Mas tudo parece estar à beira de piorar rumo a uma catástrofe, porque, numa altura em que a União Europeia ameaça a Rússia com a desistência completa de compras de energia a partir de 2027, eis quem perante o actual contexto mundial, Vladimir Putin anuncia que é Moscovo que vai fechar a torneira antes do prazo previsto por Bruxelas.
O Presidente Vladimir Putin, numa entrevista ao canal público russo Rossya-1, depois de explicar que, ainda assim, os europeus têm como principais fornecedores, actualmente, quando antes da guerra da Ucrânia e das sanções de Bruxelas era a Rússia, a Noruega, a Argélia e os EUA, embora o gás russo continue a ser importante.
Segundo dados oficiais, em 2021, antes do conflito na Ucrânia ter passado para a fase da invasão russa, depois de oito anos circunscrito ao Donbass, a Rússia vendia anualmente à União Europeia 150 mil milhões de metros cúbicos (bmc), estando agora nos 52 bmc...
Mas Putin quer acabar já com o fornecimento porque, explicou, este momento de carência global devido ao conflito no Médio Oriente é importante para que a Rússia possa encontrar novos clientes que recebam o gás que a Europa diz que vai deixar de receber dentro de meses.

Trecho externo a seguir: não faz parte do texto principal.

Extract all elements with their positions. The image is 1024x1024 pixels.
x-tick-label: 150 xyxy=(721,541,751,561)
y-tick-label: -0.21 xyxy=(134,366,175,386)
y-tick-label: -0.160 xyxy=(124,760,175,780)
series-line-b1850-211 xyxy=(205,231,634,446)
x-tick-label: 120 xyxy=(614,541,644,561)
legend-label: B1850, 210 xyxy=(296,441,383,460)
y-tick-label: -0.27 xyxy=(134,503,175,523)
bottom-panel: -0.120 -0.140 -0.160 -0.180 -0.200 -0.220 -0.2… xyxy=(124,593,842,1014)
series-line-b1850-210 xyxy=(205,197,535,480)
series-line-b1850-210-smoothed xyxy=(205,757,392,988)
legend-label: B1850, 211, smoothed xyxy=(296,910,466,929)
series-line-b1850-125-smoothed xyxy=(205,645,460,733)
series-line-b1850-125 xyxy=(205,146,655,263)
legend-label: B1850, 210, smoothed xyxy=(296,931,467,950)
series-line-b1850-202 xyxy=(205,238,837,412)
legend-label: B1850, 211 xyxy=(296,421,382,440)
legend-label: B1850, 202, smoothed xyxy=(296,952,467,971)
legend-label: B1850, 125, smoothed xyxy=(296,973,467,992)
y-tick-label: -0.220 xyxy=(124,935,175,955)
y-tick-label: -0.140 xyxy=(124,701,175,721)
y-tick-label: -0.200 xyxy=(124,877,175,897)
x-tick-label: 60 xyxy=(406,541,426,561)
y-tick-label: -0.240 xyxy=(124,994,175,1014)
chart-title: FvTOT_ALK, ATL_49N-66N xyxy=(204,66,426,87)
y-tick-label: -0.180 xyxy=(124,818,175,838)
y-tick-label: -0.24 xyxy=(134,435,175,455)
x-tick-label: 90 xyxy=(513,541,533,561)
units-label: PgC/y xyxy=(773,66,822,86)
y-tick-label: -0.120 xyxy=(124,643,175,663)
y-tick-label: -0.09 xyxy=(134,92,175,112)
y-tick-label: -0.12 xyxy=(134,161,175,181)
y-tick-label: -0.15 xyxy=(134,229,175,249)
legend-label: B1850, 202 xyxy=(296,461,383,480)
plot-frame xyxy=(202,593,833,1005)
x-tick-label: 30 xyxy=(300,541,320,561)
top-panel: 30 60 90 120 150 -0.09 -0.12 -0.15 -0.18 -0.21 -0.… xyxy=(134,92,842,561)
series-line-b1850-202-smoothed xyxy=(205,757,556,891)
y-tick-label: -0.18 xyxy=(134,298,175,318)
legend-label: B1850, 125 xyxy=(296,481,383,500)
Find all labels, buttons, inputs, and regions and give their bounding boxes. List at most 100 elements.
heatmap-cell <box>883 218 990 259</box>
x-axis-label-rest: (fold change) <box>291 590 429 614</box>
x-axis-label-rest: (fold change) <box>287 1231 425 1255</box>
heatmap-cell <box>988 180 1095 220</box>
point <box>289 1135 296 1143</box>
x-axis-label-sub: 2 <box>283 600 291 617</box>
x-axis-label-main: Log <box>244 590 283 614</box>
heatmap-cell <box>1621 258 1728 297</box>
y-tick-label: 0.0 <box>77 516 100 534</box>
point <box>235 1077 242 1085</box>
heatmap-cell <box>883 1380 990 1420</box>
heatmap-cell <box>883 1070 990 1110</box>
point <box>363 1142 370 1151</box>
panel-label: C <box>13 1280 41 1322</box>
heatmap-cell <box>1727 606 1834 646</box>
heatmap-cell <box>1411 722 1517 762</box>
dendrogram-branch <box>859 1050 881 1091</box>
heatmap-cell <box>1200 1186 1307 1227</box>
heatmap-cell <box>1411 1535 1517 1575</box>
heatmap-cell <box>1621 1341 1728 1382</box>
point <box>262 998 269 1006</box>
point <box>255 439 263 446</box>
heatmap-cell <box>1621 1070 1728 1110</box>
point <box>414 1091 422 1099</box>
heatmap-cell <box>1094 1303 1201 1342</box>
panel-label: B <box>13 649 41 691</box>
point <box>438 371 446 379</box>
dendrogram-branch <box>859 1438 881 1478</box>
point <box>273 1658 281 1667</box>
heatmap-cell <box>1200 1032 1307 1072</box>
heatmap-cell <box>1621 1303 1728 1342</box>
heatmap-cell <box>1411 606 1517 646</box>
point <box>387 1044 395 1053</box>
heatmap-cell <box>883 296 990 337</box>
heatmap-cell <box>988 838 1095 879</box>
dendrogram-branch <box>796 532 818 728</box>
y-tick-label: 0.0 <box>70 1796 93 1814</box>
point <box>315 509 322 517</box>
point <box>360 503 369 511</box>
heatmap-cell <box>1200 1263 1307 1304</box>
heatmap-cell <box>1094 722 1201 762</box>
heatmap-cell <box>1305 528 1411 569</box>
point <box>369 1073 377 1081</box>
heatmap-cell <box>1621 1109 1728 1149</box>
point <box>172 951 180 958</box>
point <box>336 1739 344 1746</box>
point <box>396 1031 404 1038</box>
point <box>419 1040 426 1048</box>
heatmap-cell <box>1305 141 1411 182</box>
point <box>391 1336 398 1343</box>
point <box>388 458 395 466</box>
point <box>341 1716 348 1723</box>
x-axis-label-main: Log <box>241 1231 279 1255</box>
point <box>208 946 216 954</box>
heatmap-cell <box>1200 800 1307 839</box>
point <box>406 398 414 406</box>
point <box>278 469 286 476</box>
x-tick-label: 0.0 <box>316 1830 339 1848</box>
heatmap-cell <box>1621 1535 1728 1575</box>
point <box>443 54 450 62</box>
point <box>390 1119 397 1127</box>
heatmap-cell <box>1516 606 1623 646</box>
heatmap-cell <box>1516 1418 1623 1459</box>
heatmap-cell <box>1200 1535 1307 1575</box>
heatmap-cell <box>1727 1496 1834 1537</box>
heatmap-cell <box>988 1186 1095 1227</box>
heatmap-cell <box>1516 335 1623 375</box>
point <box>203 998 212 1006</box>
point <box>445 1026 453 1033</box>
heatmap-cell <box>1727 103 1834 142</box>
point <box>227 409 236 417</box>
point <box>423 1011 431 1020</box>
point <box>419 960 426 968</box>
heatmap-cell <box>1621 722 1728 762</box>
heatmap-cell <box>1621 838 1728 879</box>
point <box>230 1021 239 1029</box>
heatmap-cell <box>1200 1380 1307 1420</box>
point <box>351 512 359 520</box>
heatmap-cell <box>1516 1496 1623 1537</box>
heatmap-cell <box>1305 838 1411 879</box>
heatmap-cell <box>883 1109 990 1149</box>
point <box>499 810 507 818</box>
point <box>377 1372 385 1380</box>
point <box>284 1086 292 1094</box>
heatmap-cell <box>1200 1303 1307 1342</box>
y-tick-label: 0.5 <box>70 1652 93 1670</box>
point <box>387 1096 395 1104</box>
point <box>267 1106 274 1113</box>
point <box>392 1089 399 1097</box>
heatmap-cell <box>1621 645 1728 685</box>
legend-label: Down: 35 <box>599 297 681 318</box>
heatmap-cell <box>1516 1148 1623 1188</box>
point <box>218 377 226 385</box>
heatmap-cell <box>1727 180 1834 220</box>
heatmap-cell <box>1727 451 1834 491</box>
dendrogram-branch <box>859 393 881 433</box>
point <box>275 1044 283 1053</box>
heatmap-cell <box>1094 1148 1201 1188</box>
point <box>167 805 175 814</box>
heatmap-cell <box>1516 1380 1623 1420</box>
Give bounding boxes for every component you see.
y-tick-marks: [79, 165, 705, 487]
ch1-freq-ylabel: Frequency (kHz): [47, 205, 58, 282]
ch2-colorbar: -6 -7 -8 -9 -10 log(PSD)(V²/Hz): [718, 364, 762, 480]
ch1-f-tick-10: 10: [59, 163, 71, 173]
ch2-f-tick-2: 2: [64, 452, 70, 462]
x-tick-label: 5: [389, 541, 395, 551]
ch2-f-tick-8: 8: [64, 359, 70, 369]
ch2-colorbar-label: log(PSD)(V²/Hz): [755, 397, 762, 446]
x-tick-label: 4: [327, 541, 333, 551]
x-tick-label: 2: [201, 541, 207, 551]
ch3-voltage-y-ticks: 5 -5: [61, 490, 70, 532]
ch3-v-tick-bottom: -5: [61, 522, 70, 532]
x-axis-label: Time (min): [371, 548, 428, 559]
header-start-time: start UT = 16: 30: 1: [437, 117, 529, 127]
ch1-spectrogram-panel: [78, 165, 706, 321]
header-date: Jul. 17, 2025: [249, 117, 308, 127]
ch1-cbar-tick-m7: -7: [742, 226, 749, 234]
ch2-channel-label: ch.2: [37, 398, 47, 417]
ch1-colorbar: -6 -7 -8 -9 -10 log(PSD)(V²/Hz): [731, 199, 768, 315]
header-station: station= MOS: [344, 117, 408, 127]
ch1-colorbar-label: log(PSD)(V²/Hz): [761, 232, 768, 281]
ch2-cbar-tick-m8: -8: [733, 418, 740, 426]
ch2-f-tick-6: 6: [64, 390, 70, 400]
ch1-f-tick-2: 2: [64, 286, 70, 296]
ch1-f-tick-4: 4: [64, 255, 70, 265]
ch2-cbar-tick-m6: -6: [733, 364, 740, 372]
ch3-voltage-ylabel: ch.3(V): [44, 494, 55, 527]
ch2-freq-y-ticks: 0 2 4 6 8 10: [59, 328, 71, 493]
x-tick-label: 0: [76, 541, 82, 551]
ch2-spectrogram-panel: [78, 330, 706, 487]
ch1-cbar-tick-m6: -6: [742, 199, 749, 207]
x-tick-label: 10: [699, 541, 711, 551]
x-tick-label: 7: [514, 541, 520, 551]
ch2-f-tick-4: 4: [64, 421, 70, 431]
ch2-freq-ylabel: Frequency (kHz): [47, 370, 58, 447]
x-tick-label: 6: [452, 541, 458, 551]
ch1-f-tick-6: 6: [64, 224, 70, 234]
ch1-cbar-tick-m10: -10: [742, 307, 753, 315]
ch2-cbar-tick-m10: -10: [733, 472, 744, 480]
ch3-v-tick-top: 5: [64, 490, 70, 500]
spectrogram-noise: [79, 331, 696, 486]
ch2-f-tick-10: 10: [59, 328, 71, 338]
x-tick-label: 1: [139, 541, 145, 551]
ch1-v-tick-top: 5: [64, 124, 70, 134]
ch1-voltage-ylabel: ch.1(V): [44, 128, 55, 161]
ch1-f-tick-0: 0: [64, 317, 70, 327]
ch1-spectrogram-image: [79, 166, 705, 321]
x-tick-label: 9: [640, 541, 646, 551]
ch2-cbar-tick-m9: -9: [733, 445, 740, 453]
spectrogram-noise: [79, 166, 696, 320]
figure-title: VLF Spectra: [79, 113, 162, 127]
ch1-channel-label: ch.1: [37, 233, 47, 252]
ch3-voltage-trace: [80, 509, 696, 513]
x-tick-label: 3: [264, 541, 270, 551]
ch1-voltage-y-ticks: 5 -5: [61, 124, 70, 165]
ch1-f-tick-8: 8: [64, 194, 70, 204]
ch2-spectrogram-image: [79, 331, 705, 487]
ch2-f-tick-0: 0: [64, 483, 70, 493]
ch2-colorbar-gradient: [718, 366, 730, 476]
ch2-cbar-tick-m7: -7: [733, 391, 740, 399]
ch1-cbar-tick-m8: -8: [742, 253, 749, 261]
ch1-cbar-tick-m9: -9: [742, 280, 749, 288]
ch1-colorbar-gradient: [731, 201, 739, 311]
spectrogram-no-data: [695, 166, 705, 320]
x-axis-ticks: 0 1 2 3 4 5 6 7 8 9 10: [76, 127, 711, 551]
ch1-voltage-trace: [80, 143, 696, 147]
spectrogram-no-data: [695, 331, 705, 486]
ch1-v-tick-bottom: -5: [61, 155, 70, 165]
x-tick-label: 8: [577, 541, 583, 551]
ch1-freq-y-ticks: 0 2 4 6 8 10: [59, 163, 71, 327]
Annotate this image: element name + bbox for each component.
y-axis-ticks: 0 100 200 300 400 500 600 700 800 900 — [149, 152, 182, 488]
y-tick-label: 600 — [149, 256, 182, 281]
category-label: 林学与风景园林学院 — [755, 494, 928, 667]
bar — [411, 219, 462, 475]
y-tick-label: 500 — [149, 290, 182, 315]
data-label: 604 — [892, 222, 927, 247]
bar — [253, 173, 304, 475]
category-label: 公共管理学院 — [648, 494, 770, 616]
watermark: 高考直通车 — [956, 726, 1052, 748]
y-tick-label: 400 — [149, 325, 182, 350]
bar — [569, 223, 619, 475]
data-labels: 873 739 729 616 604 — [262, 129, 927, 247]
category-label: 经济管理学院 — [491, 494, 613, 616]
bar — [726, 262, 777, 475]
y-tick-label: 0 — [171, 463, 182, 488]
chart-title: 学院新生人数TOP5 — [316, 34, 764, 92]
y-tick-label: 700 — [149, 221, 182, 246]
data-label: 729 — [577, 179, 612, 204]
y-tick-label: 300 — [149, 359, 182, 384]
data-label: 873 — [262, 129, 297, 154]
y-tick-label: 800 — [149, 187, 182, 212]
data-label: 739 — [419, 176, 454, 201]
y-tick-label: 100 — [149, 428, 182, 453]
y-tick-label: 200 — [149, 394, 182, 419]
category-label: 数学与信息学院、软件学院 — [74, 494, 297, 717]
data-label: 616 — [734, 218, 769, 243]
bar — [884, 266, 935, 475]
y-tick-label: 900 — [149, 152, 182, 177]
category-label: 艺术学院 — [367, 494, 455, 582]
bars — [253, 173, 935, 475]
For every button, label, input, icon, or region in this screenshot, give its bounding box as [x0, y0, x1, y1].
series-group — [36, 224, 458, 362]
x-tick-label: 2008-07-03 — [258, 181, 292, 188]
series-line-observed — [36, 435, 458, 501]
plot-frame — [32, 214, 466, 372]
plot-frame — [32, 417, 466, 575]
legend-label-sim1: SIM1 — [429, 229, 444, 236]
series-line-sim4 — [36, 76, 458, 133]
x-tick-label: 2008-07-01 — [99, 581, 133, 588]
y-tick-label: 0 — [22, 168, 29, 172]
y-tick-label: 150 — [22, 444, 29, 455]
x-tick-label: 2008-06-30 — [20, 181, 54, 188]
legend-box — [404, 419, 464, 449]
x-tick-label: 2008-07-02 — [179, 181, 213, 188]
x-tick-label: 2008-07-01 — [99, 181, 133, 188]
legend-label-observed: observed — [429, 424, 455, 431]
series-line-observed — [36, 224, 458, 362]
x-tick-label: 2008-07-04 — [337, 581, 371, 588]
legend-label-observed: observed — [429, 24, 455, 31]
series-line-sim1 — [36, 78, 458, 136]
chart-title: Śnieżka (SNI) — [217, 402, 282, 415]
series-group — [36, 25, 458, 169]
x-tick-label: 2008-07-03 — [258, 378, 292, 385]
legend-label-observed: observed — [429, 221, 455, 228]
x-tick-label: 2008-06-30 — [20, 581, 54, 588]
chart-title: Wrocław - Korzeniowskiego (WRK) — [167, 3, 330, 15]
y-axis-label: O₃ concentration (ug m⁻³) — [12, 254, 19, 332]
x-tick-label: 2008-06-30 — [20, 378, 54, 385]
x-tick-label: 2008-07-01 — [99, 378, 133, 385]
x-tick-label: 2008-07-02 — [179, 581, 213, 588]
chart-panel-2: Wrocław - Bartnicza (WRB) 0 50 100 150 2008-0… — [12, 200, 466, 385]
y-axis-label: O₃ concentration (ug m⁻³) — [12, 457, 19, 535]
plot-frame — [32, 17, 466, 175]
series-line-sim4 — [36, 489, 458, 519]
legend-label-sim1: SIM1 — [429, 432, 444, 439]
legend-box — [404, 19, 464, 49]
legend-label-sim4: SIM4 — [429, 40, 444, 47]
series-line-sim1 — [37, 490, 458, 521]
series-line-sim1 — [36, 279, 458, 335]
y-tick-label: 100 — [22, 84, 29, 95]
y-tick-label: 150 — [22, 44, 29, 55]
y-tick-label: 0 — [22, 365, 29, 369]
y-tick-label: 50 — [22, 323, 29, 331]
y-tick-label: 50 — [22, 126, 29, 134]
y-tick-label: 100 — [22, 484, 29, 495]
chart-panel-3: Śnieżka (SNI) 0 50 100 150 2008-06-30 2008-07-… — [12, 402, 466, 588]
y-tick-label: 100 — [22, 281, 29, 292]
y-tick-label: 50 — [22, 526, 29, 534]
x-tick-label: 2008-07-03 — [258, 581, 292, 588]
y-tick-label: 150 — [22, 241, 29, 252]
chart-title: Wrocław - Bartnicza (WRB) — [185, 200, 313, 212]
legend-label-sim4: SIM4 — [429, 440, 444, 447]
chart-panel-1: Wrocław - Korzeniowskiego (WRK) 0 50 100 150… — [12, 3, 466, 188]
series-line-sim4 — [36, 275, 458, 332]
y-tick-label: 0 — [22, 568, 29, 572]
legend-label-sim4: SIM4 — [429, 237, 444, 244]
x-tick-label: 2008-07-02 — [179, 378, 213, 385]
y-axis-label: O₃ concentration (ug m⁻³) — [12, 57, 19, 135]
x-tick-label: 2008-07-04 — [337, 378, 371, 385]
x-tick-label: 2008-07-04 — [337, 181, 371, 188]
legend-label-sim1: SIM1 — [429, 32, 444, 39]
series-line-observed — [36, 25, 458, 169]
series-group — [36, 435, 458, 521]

A decisão russa ainda não foi tomada, apenas anunciada por Vladimir Putin, mas as palavras do chefe do Kremlin caíram como uma bomba em Bruxelas, onde, além de preços a subir em vertigem, o gás, seja via gasoduto ou LNG (liquefeito), por navio, pode mesmo deixar de existir.
Salvaguardando que os países mais pragmáticos, que não alinham nos sucessivos pacotes de sanções europeias contra a Rússia, já no 20º, como a Hungria e a Eslováquia, e em certa medida a Chéquia, vão continuar a poder contar com o gás russo, os restantes podem vir a enfrentar uma séria escassez, que pode ser dramática para economias já tremelicantes.
"Não temos nenhuma razão política, apenas pragmatismo, porque agora podemos desviar o gás para clientes de maior confiança e evitar quaisquer situação menos positiva quando a Europa deixar de comprar o gás russo", explicou Putin, sublinhando que ainda não foi tomada uma decisão e que isso só deverá acontecer depois de uma reflexão consolidada, o que pode ser interpretado como um convite aos europeus para pensarem de novo neste assunto.
Recorde-se que com o atentado ao nord stream 2, os gasodutos que levavam o gás siberiano, sob as águas do Mar Báltico, em 2022, para a Alemanha, e as sanções sobre a energia russa, alegando que é o crude e o gás que garantem o financiamento do conflito na Ucrânia, os países europeus passaram a comprar quase metade do seu gás aos EUA a preços entre 3 e 4 vezes mais altos que o gás russo.
Para já, certo é que a guerra no Médio Oriente está a chegar à Europa pela via económica, depois de alguns sinais iniciais, também, de desconforto em Kiev, porque a Ucrânia precisa de forma existencial do apoio dos EUA e das suas armas e com o empenho a oriente, esse apoio deverá diminuir senão mesmo desaparecer.
Isso, porque os EUA estão com dificuldades em garantir os sistemas de defesa antiaérea que os seus aliados no Golfo, que têm bases americanas nos seus territórios, praticamente todos, precisam urgentemente, visto estarem a anunciar que vão desviar alguns de países como a Coreia do Sul.
Sem conseguirem proteger as suas bases na Arábia Saudita, Catar, Kuwait, Bahrein e Emiratos Árabes Unidos, todas elas já, pelo menos parcialmente, destruídas, será praticamente impossível aos EUA voltar a enviar sistemas Patriot para a Ucrânia, aqueles que o Presidente Volodymyr Zelensky mais tem pedido.